Among the most high-profile speakers at this weekend’s Doha Forum in the Qatari capital are Tucker Carlson, his business partner Neil Patel and investor Omeed Malik — a lineup raising eyebrows given Carlson’s recent track record of credulously hosting antisemitic and Holocaust-denying guests on his right-wing podcast.
The conference, which is partnered with a panoply of elite institutions from CNN to the Atlantic Council, will bring together Trump administration officials, ambassadors, politicians and philanthropists alongside figures who hold fringe or hostile views of Israel and U.S. Middle East policy.
The forum’s layout elevates voices aligned with Doha’s regional agenda while pairing them with Western political, philanthropic and corporate leaders — a mix that lends legitimacy to speakers with out-of-the-mainstream views.
Carlson — who launched the Tucker Carlson Network in 2023 with co-founder and CEO Patel after being fired from Fox News — has been one of the leading right-wing voices who is “elevating antisemitic ideas on the American right,” in the characterization of conservative Washington Post columnist Jason Willick. Earlier this year, Carlson came under fire for holding a friendly interview with neo-Nazi commentator Nick Fuentes.
His interview on the Doha Forum stage on Sunday will take place in conversation with the Qatari prime minister, Sheikh Mohammed bin Abdulrahman Al Thani, an indication of his prominence at the confab.
Malik is an Iranian-American investor whose firm, 1789 Capital, was a major early backer of Carlson’s media venture. Malik is scheduled to speak alongside Donald Trump Jr., who is a partner of the company, after Carlson’s appearance.
Meanwhile, Patel will be speaking during a session called, “What Happens Now? Media Power and the Search for Truth in the Age of Distrust,” standing in stark contrast to accusations by Carlson’s critics that the podcaster often promotes unsubstantiated conspiracy theories.
Beyond the Carlson orbit, the Doha Forum speaker list includes appearances by other leading anti-Israel voices including former Iranian Foreign Minister Mohammad Javad Zarif, sanctioned U.N. special rapporteur Francesca Albanese and former Iran envoy Rob Malley, who had his security clearance suspended in 2023 amid allegations of mishandling classified information.
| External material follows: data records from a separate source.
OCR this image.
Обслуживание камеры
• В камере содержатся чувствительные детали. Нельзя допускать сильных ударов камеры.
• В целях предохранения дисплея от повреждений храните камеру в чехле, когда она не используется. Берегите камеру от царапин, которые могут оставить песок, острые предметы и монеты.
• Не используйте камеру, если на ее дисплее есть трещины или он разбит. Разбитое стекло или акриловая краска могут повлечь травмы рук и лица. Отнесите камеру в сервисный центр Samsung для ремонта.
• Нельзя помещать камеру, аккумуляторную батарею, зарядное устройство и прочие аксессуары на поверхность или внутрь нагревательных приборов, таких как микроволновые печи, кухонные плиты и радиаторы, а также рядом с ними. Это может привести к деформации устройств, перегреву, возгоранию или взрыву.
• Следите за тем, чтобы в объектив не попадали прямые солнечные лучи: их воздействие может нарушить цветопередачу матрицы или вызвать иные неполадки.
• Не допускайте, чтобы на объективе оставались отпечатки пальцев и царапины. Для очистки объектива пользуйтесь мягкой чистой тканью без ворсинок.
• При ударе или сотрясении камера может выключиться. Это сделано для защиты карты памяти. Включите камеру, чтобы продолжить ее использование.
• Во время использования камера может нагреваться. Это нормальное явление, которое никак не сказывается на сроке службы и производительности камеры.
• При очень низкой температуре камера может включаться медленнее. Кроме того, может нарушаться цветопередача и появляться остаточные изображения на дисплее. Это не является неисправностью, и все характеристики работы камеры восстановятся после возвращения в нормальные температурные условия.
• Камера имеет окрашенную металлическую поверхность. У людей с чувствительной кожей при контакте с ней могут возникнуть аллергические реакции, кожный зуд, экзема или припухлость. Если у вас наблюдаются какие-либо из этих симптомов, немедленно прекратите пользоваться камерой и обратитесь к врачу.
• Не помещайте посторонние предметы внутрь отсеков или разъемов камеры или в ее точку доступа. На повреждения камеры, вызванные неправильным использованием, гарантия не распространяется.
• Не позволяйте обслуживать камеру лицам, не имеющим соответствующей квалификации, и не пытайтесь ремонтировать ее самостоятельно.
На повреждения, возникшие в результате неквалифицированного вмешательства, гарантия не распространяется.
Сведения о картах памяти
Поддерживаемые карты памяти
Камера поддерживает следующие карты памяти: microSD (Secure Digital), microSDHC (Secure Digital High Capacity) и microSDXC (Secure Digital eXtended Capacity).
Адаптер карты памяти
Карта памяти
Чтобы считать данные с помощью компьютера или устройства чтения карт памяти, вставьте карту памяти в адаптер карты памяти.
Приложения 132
Those voices will be mixed with a more traditional cast of guests, including former Secretary of State Hillary Clinton, former Microsoft CEO Bill Gates, U.S. Ambassador to Turkey Tom Barrack, U.S. Ambassador to NATO Matthew Whitaker and Heritage Foundation senior fellow Victoria Coates.
The conference will feature several panels focused on Israel, including one titled “The Gaza Reckoning: Reassessing Global Responsibilities and Pathways to Peace.”